Blue Legs also exhibited at major museums known for featuring Native American artwork, including the Heard Museum in Phoenix, Arizona, the Sioux Indian Museum of Rapid City, South Dakota, and the Southern Plains Indian Museum in Anadarko, Oklahoma. Her work was also included in a special exhibit hosted in 1977 at the Nelson-Atkins Museum of Art, Sacred Circles: 2000 Years of North American Art, which brought together 850 artifacts from 90 museums and private collections in six countries, including objects from the British Museum. In 1985, she was honored by the National Endowment for the Arts with the highest honor it bestows upon craft workers, a National Heritage Fellowship for her effort in preserving the traditional craft.

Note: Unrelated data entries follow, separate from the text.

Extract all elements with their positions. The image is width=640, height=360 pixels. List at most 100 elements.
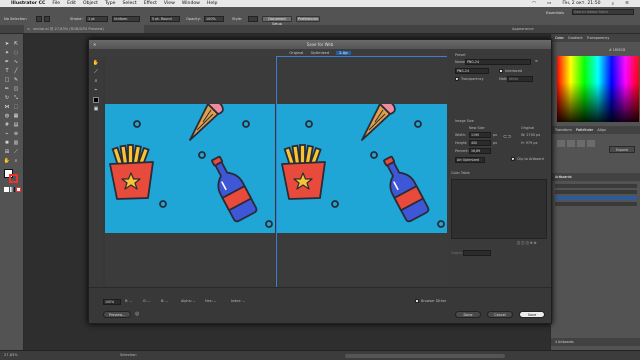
style-swatch[interactable]: [248, 16, 258, 22]
menu-effect[interactable]: Effect: [144, 1, 157, 6]
curvature-tool-icon[interactable]: ∿: [12, 58, 20, 66]
opacity-field[interactable]: 100%: [204, 16, 224, 22]
menu-window[interactable]: Window: [182, 1, 200, 6]
stock-search-input[interactable]: Search Adobe Stock: [572, 9, 634, 15]
panel-tab-pathfinder[interactable]: Pathfinder: [576, 128, 593, 132]
workspace-switcher[interactable]: Essentials: [546, 10, 564, 16]
direct-selection-tool-icon[interactable]: ⇱: [12, 40, 20, 48]
battery-icon[interactable]: ▭: [547, 1, 551, 6]
slice-select-tool-icon[interactable]: ⟋: [92, 68, 100, 76]
minus-front-icon[interactable]: [567, 140, 575, 147]
zoom-tool-icon[interactable]: ⌕: [12, 157, 20, 165]
height-input[interactable]: 400: [469, 140, 491, 146]
wifi-icon[interactable]: ◠: [532, 1, 536, 6]
hex-value[interactable]: 1B5ECB: [613, 48, 626, 52]
close-icon[interactable]: ×: [27, 27, 30, 31]
eraser-tool-icon[interactable]: ◫: [12, 85, 20, 93]
close-icon[interactable]: ✕: [93, 40, 96, 49]
type-tool-icon[interactable]: T: [3, 67, 11, 75]
horizontal-scrollbar[interactable]: [345, 354, 505, 358]
free-transform-tool-icon[interactable]: ⬚: [12, 103, 20, 111]
intersect-icon[interactable]: [577, 140, 585, 147]
panel-tab-color[interactable]: Color: [555, 36, 564, 40]
perspective-grid-tool-icon[interactable]: ▦: [12, 112, 20, 120]
list-item[interactable]: [555, 184, 637, 188]
clock[interactable]: Пн, 2 окт. 21:50: [562, 1, 600, 6]
panel-tab-transparency[interactable]: Transparency: [587, 36, 610, 40]
stroke-weight-field[interactable]: 1 pt: [86, 16, 108, 22]
preset-menu-icon[interactable]: ≡: [535, 59, 538, 63]
rectangle-tool-icon[interactable]: □: [3, 76, 11, 84]
panel-tab-align[interactable]: Align: [597, 128, 606, 132]
unite-icon[interactable]: [557, 140, 565, 147]
shape-builder-tool-icon[interactable]: ◍: [3, 112, 11, 120]
list-item[interactable]: [555, 190, 637, 194]
panel-tab-gradient[interactable]: Gradient: [568, 36, 583, 40]
zoom-select[interactable]: 100%: [103, 299, 121, 305]
status-mode[interactable]: Selection: [120, 353, 137, 357]
menu-view[interactable]: View: [164, 1, 175, 6]
lasso-tool-icon[interactable]: ◌: [12, 49, 20, 57]
preferences-button[interactable]: Preferences: [296, 16, 320, 22]
width-input[interactable]: 1190: [469, 132, 491, 138]
status-zoom[interactable]: 27,83%: [4, 353, 18, 357]
document-setup-button[interactable]: Document Setup: [262, 16, 292, 26]
magic-wand-tool-icon[interactable]: ✦: [3, 49, 11, 57]
hand-tool-icon[interactable]: ✋: [3, 157, 11, 165]
expand-button[interactable]: Expand: [609, 146, 635, 153]
tab-2-up[interactable]: 2-Up: [336, 51, 351, 55]
scale-tool-icon[interactable]: ⤡: [12, 94, 20, 102]
transparency-checkbox[interactable]: [455, 77, 459, 82]
menu-list-icon[interactable]: ≡: [625, 1, 629, 6]
hand-tool-icon[interactable]: ✋: [92, 59, 100, 67]
menu-select[interactable]: Select: [123, 1, 137, 6]
eyedropper-color-swatch[interactable]: [93, 97, 99, 103]
menu-help[interactable]: Help: [207, 1, 217, 6]
colors-select[interactable]: [463, 250, 491, 256]
stroke-swatch[interactable]: [44, 16, 50, 22]
eyedropper-tool-icon[interactable]: ⌁: [3, 130, 11, 138]
optimized-preview-pane[interactable]: PNG-24 80,8%: [276, 56, 448, 301]
color-table[interactable]: [451, 179, 547, 239]
blend-tool-icon[interactable]: ⊚: [12, 130, 20, 138]
graph-tool-icon[interactable]: ▥: [12, 139, 20, 147]
eyedropper-tool-icon[interactable]: ⌁: [92, 86, 100, 94]
document-tab[interactable]: × vector.ai @ 27,83% (RGB/GPU Preview): [24, 25, 144, 33]
list-item[interactable]: [555, 202, 637, 206]
color-mode-icon[interactable]: [4, 187, 9, 192]
width-tool-icon[interactable]: ⋈: [3, 103, 11, 111]
gradient-mode-icon[interactable]: [10, 187, 15, 192]
menu-edit[interactable]: Edit: [67, 1, 76, 6]
browser-dither-checkbox[interactable]: [415, 299, 419, 303]
link-icon[interactable]: ⊂⊃: [503, 134, 511, 140]
menu-file[interactable]: File: [52, 1, 60, 6]
dialog-titlebar[interactable]: ✕ Save for Web: [89, 40, 551, 49]
symbol-sprayer-tool-icon[interactable]: ✺: [3, 139, 11, 147]
line-tool-icon[interactable]: ╱: [12, 67, 20, 75]
paintbrush-tool-icon[interactable]: ✎: [12, 76, 20, 84]
selection-tool-icon[interactable]: ➤: [3, 40, 11, 48]
list-item[interactable]: [555, 196, 637, 200]
format-select[interactable]: PNG-24: [455, 68, 489, 74]
pen-tool-icon[interactable]: ✒: [3, 58, 11, 66]
clip-to-artboard-checkbox[interactable]: [511, 157, 515, 162]
preview-button[interactable]: Preview...: [103, 311, 131, 318]
panel-tab-artboards[interactable]: Artboards: [555, 175, 572, 179]
slice-tool-icon[interactable]: ⟋: [12, 148, 20, 156]
color-spectrum[interactable]: [557, 56, 639, 122]
rotate-tool-icon[interactable]: ↻: [3, 94, 11, 102]
artboard-tool-icon[interactable]: ⊞: [3, 148, 11, 156]
matte-select[interactable]: White: [507, 76, 533, 82]
gradient-tool-icon[interactable]: ▤: [12, 121, 20, 129]
color-table-actions-icon[interactable]: ◫ ◫ ◫ ⊕ ⊗: [517, 241, 537, 245]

That same year, the Blue Leg and New Holy families were the subjects of a documentary film, Lakota Quillwork—Art and Legend, produced by H. Jane Nauman. The first half of the film showed women working with quills and the second half demonstrated the way of life of Blue Legs, her husband, and daughters, depicting how their contemporary life revolved around hunting, preparing, and working with quills. She was also one of the artists featured in the Sioux Indian Museum's celebrations for the South Dakota Centennial in 1987. Her work was included in the epic film Dances with Wolves in 1990 and in 1993, Blue Legs was selected as one of the co-chairs and featured artists for the Dakota Arts Congress. The documentary featuring her work, won the 1985 National Heritage Master Award and was broadcast by the Sheldon Jackson Museum in Sitka, Alaska in 2002.

==Death and legacy==
Blue Legs died on January 2, 2003, at Rapid City Regional Hospital in Rapid City, South Dakota and was buried in her family cemetery in Grass Creek. She has works in the permanent collections of the Indian Arts and Crafts Board, housed in Washington, D. C. at the headquarters of the United States Department of the Interior and the Smithsonian's National Museum of the American Indian.